Wednesday, September 17, 2008


The wire-braced truss is probably the original method used to fabricate a ladder-like truss. The only jig required is a pair of saw-horses, the only tools a carpenter's framing square and a level. The method is also extremely versatile in that the compression members, shown here as a strengthened rib, may be completely independent of the ribs. The Volksplane uses a heavy dowel-rod, for example, while the Fly Baby uses a steel tube. The turn-buckles may be located on either end of the tensioning cable.

Following World War II new turn-buckles, cable eyes and Nicopress sleeves were available as surplus, often priced at their metal value. This allowed homebuilders to utilize this type of wing structure which would otherwise have been too expensive.

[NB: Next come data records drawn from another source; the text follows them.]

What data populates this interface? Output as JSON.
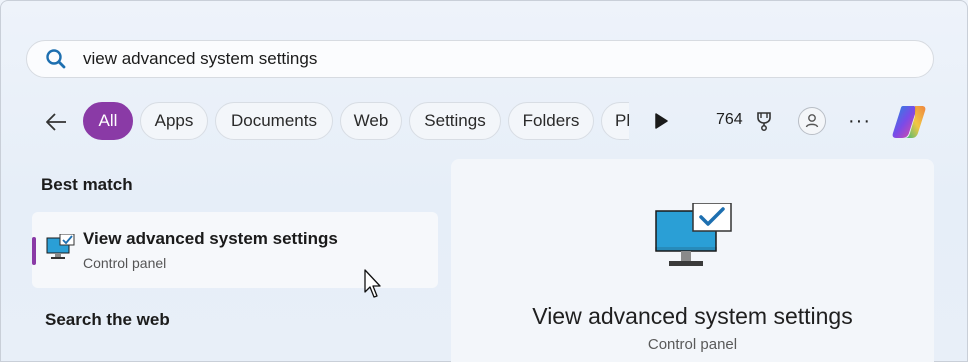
{
  "search": {
    "value": "view advanced system settings"
  },
  "filters": [
    {
      "label": "All",
      "active": true
    },
    {
      "label": "Apps"
    },
    {
      "label": "Documents"
    },
    {
      "label": "Web"
    },
    {
      "label": "Settings"
    },
    {
      "label": "Folders"
    },
    {
      "label": "Ph"
    }
  ],
  "toolbar": {
    "points": "764",
    "more": "···"
  },
  "best_match": {
    "heading": "Best match",
    "title": "View advanced system settings",
    "subtitle": "Control panel"
  },
  "web_heading": "Search the web",
  "preview": {
    "title": "View advanced system settings",
    "subtitle": "Control panel"
  },
  "colors": {
    "accent": "#8a3aa6",
    "search_icon": "#1d6fb0",
    "monitor": "#2a9fd6"
  }
}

By comparison, the Pitts-type of truss makes use of rods as the tension elements with re-enforced ribs as the compression members. The rods, typically of .156" to about .185" in diameter were threaded. The fixed end was fitted with a T-nut or other fitting that prevented the wire from turning. The other end of the wire was fitted with a coupling nut, secured with an elastic stop-nut. Tightening the coupling nut provided the required tension. The assembly was then locked in place by the elastic stop-nut. The
key factor in this method was the use of filler blocks that presented a perpendicular face to the tensioning wire. For lightly loaded wings, mild steel rods and cut threads (vs rolled) provided more than enough strength.

I've called the third type of truss the Ison Truss because I first saw it on a set of drawings from Wayne. In this truss a wooden spar serves as both the tension and compression member. The key to success with this truss is to ensure adequate gluing area between the spars, the ribs and the diagonal tension/compression member. This is accomplished through the use of plywood gussets having a generous surface area.

This truss is specifically designed for use with a C-type built-up spar, in which the plywood gussets are glued directly to the spar caps. To increase the load-carrying capacity you need only increase the area of the glued surface between the spar and the diagonal strut. Indeed, the advantages of this method are almost too numerous to mention but first among them would be low cost, followed by ease of fabrication and light weight.

This method is popular among ultralights and may be found on Leonard Milholland's 'Eagle' series of VW-powered airplanes. When fitted with a D-cell leading edge of adequate depth, the wing proves remarkably rigid making it suitable for use in a Primary Glider.